Sebuah delegasi yang meliputi para pejabat dari Kementrian Industri dan Energi Rusia dan perusahaan gas utama negara itu Gazprom akan mewakili Rusia pada pertemuan tersebut, sebuah sumber di misi perdagangan Rusia di Iran menyatakan.
Sementara kantor berita Iran (IRNA) mengklaim bahwa para peserta pertemuan Senin itu akan membahas mengenai format suatu kemungkinan kartel gas internasional seperti Organisasi Negara-negara Pengekspor Minyak (OPEC).

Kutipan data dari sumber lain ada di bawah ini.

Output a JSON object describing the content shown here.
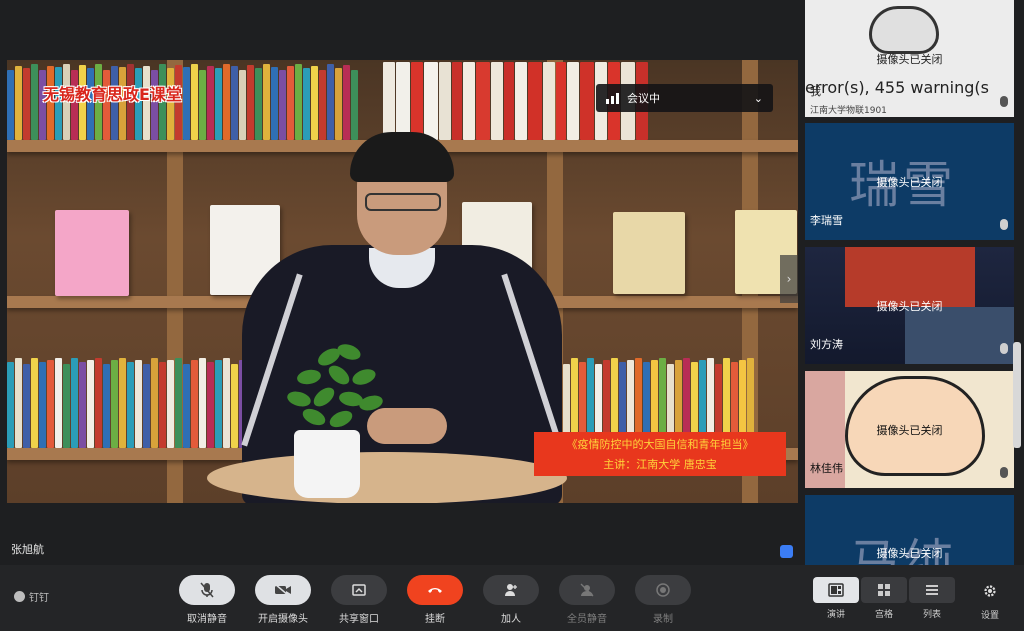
{
  "main_video": {
    "logo_text": "无锡教育思政E课堂",
    "banner_line1": "《疫情防控中的大国自信和青年担当》",
    "banner_line2": "主讲：江南大学  唐忠宝",
    "speaker_name": "张旭航",
    "meeting_status": "会议中"
  },
  "participants": [
    {
      "name": "我",
      "subtitle": "江南大学物联1901",
      "status": "摄像头已关闭",
      "background_text": "error(s), 455 warning(s"
    },
    {
      "name": "李瑞雪",
      "status": "摄像头已关闭",
      "avatar_text": "瑞雪"
    },
    {
      "name": "刘方涛",
      "status": "摄像头已关闭"
    },
    {
      "name": "林佳伟",
      "status": "摄像头已关闭"
    },
    {
      "name": "",
      "status": "摄像头已关闭",
      "avatar_text": "马纯"
    }
  ],
  "toolbar": {
    "pin_label": "钉钉",
    "unmute_label": "取消静音",
    "camera_label": "开启摄像头",
    "share_label": "共享窗口",
    "hangup_label": "挂断",
    "join_label": "加人",
    "mute_all_label": "全员静音",
    "record_label": "录制"
  },
  "views": {
    "speaker_label": "演讲",
    "grid_label": "宫格",
    "list_label": "列表",
    "settings_label": "设置"
  },
  "colors": {
    "hangup": "#f0431f",
    "banner": "#e8371d",
    "tile_blue": "#0d3b66"
  }
}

Pertemuan pada Januari 2007 dengan sekretaris Dewan Keamanan Rusia, Igor Ivanov, pemimpin spiritual Iran Ayatollah Ali Khameini bermaksud mendirikan bersama dengan Rusia suatu organisasi untuk kerja sama industri gas seperti halnya OPEC.

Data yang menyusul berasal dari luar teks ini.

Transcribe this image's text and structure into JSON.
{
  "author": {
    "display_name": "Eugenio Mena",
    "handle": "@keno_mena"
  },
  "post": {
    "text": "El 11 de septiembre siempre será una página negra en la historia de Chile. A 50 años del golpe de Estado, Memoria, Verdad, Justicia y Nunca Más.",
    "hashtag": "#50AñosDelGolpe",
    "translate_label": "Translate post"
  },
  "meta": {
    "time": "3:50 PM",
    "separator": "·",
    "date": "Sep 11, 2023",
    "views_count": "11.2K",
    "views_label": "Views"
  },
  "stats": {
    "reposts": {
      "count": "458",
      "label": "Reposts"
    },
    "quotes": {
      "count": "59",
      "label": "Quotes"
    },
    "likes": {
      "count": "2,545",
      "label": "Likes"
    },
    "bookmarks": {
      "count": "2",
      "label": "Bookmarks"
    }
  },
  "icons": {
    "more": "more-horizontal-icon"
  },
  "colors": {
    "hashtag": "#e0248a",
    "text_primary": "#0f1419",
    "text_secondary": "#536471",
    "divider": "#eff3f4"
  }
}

Awalnya Rusia menyerukan gagasan ini suatu yang "menarik", tetapi menggarisbawahi bahwa Rusia tidak bermaksud mendirikan semacam kartel gas.
Sementara pada Maret 2008, deputi pimpinan Gazprom Alexander Medvedev menolak berulang kali mengenai gagasan tersebut untuk membentuk "a gas OPEC". "Organisasi pasar gas berbeda dari pasar minyak. Organisasi itu mustahil untuk menggambarkan organisasi yang memuat produksi bersamaan dengan sistem kontrak jangka panjang," katanya.
Untuk bagian ini, juru bicara Gazprom Sergei Kupriyanov mengatakan bahwa "sebuah struktur serupa untuk para produsen gas diperlukan untuk menganalisa pasar, tetapi bukan untuk menetapkan harga."
Para ahli gas mengadakan pertemuan reguler dalam kerangka kerja Forum Negara-negara Pengekspor Gas, yang bertemu untuk pertama kalinya di Tehran pada 2001.
Forum ini tidak mempunyai suatu "charter", pengurangan sistem keanggotaan jelas dan kantor permanennya di setiap negara.
Forum tersebut beranggotakan Aljazair, Bolivia, Brunei, Venezuela, Mesir, Indonesia, Iran, Qatar, Libya, Malaysia, Nigeria, Uni Emirat Arab, Oman, Rusia, Trinidad dan Tobago serta Guinea.
Sebuah delegasi dari Turkmenistan juga ikut serta dalam beberapa pertemuan dalam forum tersebut. Norwegia dipertimbangkan sebagai peninjau. Forum Negara-negara Pengekspor Gas mendatang dijadwalkan akan diselenggarakan di Moskow pada Juni 2008.
Rusia merupakan negara terkemuka di antara kekuatan `gas` yang memproses 32% dari cadangan dunia `blue fuel`.
Iran di peringkat kedua dengan 15% disusul Qatar dengan tujuh persen cadangan gas. (*/lin)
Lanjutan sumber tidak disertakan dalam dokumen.